Erika Macedo Opinión de Erika Macedo

COMUNICAR Y CONECTAR | JÓVENES: EL FUTURO YA NO SE ESPERA, SE CONSTRUYE

A las juventudes les hemos repetido durante décadas que son “el futuro”.

A las juventudes les hemos repetido durante décadas que son “el futuro”. Quizá llegó el momento de dejar de decirlo. Porque mientras les prometemos el mañana, sus decisiones, inconformidades, ideas y luchas ya están cambiando el presente.


Hace unos días conmemoramos el Día Internacional de la Juventud y, como cada año, escuchamos mensajes sobre oportunidades, sueños, participación y esperanza. Discursos bien intencionados que corren el riesgo de quedarse solamente en palabras si no entendemos algo fundamental: los jóvenes no necesitan permiso para comenzar a transformar su realidad.


Constantemente reciben mensajes contradictorios.


“Estudia para tener un buen trabajo”, aunque miles terminan una carrera y encuentran puertas cerradas.


“Participa”, pero cuando cuestionan, incomodan.


“Emprende”, aunque muchas veces carezcan de financiamiento y acompañamiento.


“Haz experiencia”, pero difícilmente alguien les ofrece la primera oportunidad.


“Tu opinión importa”, aunque todavía existen espacios donde las decisiones se toman sin escucharles.
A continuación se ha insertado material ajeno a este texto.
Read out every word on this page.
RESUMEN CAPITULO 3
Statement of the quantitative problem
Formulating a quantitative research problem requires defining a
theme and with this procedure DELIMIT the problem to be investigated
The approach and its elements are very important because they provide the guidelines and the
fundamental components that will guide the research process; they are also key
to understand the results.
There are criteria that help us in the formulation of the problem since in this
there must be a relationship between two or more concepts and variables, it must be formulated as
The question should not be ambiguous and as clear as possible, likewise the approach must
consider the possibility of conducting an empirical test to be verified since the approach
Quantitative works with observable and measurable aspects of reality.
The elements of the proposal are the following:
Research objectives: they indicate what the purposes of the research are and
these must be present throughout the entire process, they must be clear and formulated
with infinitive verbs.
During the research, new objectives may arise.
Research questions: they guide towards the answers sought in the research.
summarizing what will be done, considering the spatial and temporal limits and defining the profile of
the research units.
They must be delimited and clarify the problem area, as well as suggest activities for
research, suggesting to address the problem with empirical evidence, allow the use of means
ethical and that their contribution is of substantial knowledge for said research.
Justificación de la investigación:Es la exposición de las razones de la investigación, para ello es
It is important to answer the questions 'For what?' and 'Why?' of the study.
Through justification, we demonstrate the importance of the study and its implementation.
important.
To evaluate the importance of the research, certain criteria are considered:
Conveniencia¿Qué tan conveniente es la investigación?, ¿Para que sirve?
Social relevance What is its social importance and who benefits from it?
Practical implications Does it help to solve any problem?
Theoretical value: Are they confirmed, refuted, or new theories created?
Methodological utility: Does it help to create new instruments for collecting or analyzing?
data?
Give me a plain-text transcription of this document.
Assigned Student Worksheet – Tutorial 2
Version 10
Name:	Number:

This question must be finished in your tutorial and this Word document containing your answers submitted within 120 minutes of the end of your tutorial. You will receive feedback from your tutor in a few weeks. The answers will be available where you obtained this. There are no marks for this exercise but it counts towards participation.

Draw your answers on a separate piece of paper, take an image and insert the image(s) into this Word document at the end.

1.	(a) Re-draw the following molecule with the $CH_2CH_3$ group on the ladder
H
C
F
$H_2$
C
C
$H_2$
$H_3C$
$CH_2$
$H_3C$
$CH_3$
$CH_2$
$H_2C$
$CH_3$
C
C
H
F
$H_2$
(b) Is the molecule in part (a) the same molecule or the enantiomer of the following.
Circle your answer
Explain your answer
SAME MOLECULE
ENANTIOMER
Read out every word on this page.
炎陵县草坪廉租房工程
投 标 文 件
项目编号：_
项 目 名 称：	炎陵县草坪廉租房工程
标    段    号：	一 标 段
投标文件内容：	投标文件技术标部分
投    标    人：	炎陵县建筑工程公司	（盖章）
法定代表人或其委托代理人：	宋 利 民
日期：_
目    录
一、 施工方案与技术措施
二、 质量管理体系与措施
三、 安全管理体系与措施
Y después preguntamos por qué algunos jóvenes se sienten distantes de la política y de las instituciones.


La juventud enfrenta un mundo complejo: incertidumbre laboral, cambios tecnológicos acelerados, inteligencia artificial, nuevas formas de comunicación, desigualdad y una sociedad que exige resultados inmediatos. Pero precisamente ahí existe una enorme oportunidad.


Porque esta generación tiene algo extraordinariamente poderoso: acceso al conocimiento, capacidad para organizarse y herramientas para hacer escuchar su voz como ninguna generación anterior.


Un teléfono puede convertirse en una ventana al conocimiento. Una idea puede transformarse en emprendimiento. Una publicación puede colocar una causa en la conversación pública. Una comunidad organizada puede modificar decisiones.


Los jóvenes tienen en sus manos una llave. Pero ninguna llave sirve si alguien decide no abrir la puerta.


Por eso necesitamos juventudes que participen, cuestionen, propongan, estudien, emprendan, voten, se organicen y ocupen espacios donde se toman decisiones.


También necesitamos instituciones capaces de escucharlas.


La política debe dejar de acercarse a los jóvenes únicamente para pedirles una fotografía, llenar un evento o conseguir un voto. Hay que entregarles responsabilidades, oportunidades y espacios reales de decisión.


No basta hablar de juventudes. Tenemos que construir con ellas.


Cada generación recibe una página escrita por quienes estuvieron antes. Algunas líneas contienen avances; otras, errores y pendientes. Pero ninguna historia está terminada.


Y ahí radica el verdadero poder de ser joven: tener muchas páginas todavía por escribir.


El presente puede parecer una carretera llena de obstáculos, pero ustedes tienen algo que ninguna dificultad puede cancelar: la posibilidad de elegir hacia dónde caminar.


No esperen a que alguien venga a construir el futuro que desean.


Participen. Cuestionen. Prepárense. Organicen. Propongan.


Porque el futuro no llegará algún día para tocarles la puerta.


El futuro ya comenzó. Y también lleva sus nombres.